NANCY ZAFRIS
THE METAL SHREDDERS
John Bonner is sure that anytime now he will recover from the sting of his recent separation from his wife. And he’s begun to wonder if he truly wants to spend the rest of his days running the family scrap-metal business, an operation where his employees are likely to have made the very license plates they now shred. His sister, Octavia, has just returned to Ohio from Boston to nurture the pain of her own broken relationship, and she is more certain: Following in the footsteps of their imperious father is a recipe for emotional disaster.
But then two of John’s more eccentric workmen discover thousands of dollars stashed in the trunk of a car, the remains of a drug deal gone bad. The question of what to do with this unexpected cash draws John and his sister into the lives of their newfound collaborators, and sends them all on a surprising journey of high jinx and the heart.
In The Metal Shredders, Nancy Zafris offers up a refreshingly wise, offbeat, and thoroughly convincing look at blue-collar America. Hers is a world rich in humor, steeped in closely held traditions, and filled with gently endearing, slightly crazed characters trying to discover just who they are. In the process they discover much about love, loyalty, family obligation, class—and yes, scrap.
18.00 | Fiction Paperback | 8 1/2 x 5 1/4 | 304 pages
November 15, 2013
ISBN: 978-1-60953-107-2 | Carton Quantity: 20
EISBN: 978-1-60953-108-9
In the farthest corner of the Shredder yard sits a late-model LTD with 51,000 miles on it. It should be slated for shredding, but it’s not. It’s going to get a beauty makeover instead. John tries to explain why to Octavia, but it’s hard to come up with a reason since there is none — at least no reason that makes sense. The car runs, but it isn’t drivable. A discouraging odor has seen to that. Which is how the Senior referred to this death bouquet: a discouraging odor. A challenge, he offered with the meagerest of fist pumps.
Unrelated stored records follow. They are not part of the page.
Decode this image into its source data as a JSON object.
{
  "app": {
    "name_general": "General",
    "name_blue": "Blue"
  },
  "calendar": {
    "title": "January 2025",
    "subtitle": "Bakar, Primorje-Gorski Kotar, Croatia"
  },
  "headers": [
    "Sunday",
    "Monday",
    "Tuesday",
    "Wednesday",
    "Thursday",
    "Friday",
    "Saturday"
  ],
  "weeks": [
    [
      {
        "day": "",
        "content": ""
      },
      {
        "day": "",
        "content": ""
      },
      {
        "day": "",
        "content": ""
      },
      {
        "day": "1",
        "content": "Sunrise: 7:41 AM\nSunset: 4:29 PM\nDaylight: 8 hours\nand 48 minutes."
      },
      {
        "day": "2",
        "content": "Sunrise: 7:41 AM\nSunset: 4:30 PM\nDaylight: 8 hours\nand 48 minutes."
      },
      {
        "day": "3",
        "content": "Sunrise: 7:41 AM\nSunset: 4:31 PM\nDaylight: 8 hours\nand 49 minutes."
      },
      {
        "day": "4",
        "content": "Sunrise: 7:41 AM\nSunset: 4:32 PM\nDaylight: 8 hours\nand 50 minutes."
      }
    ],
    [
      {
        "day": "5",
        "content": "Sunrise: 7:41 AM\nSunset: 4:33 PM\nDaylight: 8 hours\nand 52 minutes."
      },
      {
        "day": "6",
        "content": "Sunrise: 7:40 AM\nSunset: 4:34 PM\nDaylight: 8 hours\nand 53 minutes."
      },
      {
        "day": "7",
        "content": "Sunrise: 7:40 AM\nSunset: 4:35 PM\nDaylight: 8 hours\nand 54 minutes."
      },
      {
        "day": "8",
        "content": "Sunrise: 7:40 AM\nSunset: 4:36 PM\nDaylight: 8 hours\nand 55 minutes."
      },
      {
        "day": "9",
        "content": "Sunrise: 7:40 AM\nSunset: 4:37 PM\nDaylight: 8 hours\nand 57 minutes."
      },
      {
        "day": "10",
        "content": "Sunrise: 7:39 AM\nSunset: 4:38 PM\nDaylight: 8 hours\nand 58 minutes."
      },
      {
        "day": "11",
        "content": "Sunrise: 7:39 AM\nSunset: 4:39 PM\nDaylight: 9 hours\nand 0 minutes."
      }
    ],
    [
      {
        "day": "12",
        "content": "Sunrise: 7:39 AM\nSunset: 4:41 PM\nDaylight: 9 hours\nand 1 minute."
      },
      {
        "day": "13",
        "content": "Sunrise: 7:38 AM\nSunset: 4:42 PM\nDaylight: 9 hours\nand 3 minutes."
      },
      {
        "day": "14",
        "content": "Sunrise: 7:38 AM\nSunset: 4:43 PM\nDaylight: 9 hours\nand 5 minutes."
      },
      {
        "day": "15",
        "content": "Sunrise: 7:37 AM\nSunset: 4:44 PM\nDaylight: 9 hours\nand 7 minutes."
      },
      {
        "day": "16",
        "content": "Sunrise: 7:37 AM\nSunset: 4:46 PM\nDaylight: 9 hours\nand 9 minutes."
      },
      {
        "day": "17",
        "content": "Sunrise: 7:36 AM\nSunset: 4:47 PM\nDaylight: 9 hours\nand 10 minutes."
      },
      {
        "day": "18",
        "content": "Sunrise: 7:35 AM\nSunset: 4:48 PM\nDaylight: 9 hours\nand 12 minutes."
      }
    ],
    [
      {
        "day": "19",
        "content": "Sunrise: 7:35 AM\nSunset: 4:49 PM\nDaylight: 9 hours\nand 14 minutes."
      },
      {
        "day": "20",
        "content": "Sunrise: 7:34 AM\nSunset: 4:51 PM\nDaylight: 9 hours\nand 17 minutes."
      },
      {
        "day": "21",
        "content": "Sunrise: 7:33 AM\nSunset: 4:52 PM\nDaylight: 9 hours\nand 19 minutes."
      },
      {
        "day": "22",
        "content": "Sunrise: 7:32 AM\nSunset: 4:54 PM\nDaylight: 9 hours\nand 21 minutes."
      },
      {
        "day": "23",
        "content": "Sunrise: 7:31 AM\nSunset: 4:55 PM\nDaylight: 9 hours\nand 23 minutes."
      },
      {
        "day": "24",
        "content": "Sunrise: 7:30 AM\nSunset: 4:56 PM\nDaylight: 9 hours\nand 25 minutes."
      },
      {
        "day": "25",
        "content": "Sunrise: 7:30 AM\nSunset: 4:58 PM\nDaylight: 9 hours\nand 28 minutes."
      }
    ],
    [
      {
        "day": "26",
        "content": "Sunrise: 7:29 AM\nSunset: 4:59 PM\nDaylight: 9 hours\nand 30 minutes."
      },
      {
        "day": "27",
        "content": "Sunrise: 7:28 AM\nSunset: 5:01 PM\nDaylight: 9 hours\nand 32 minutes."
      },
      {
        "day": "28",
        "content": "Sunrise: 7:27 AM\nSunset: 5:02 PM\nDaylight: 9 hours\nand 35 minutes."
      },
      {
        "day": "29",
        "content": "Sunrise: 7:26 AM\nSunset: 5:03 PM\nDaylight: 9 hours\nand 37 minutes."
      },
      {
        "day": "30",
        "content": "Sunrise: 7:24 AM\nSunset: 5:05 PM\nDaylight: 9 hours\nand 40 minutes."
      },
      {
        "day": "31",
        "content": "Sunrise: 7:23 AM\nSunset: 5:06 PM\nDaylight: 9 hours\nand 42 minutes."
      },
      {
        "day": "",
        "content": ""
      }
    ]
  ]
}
The Senior even skimps on fist pumps.
The smell is more than challenging. It’s overwhelming. For three long summer weeks two murdered bodies lingered undiscovered in that car and they’ve left an eternal afterlife. It’s completely upsetting the way a smell that you’ve never smelled before can awaken some part of your brain that instantly remembers it. John is worried about the effect it might have on his employees. What startling behaviors will result from their false recovered memories awakened by this smell?
Whether or not Octavia can make it here at the Shredders is an issue that awaits her down the line (and she’s the one who wants to be here—at least “for a while”). For now there’s the LTD. John wishes his father would stop doing this kind of thing. Now and then from the county attorney’s office these kinds of vehicles come their way. A car that’s been victimized. Usually it’s some unsalvageable wreck left over from a getaway crash or else an abandoned hulk of untold secrets winched from a lake. Nothing this gruesome before. The Senior is always happy to take the vehicle off the county’s hands. It’s the type of favor he gladly does. The Shredders tow it, strip it, take out the battery, tires, and exhaust system, haul the worthless stuff to the landfill and pay the fee themselves, and for all their trouble they get about 70 dollars worth of iron hunk and one chit of good will redeemable at the county attorney’s.
It’s not worth it.
The LTD, should go pell-mell headfirst into the shredder, forget about stripping off the tires, forget about making a few cents on the radiator, engine, and exhaust. Throw it all in and get rid of it. The smell has already trashed the car.
John’s opinion. Not the Senior’s, clearly. According to him, all it needs is to be cleaned, deodorized, and upholstered.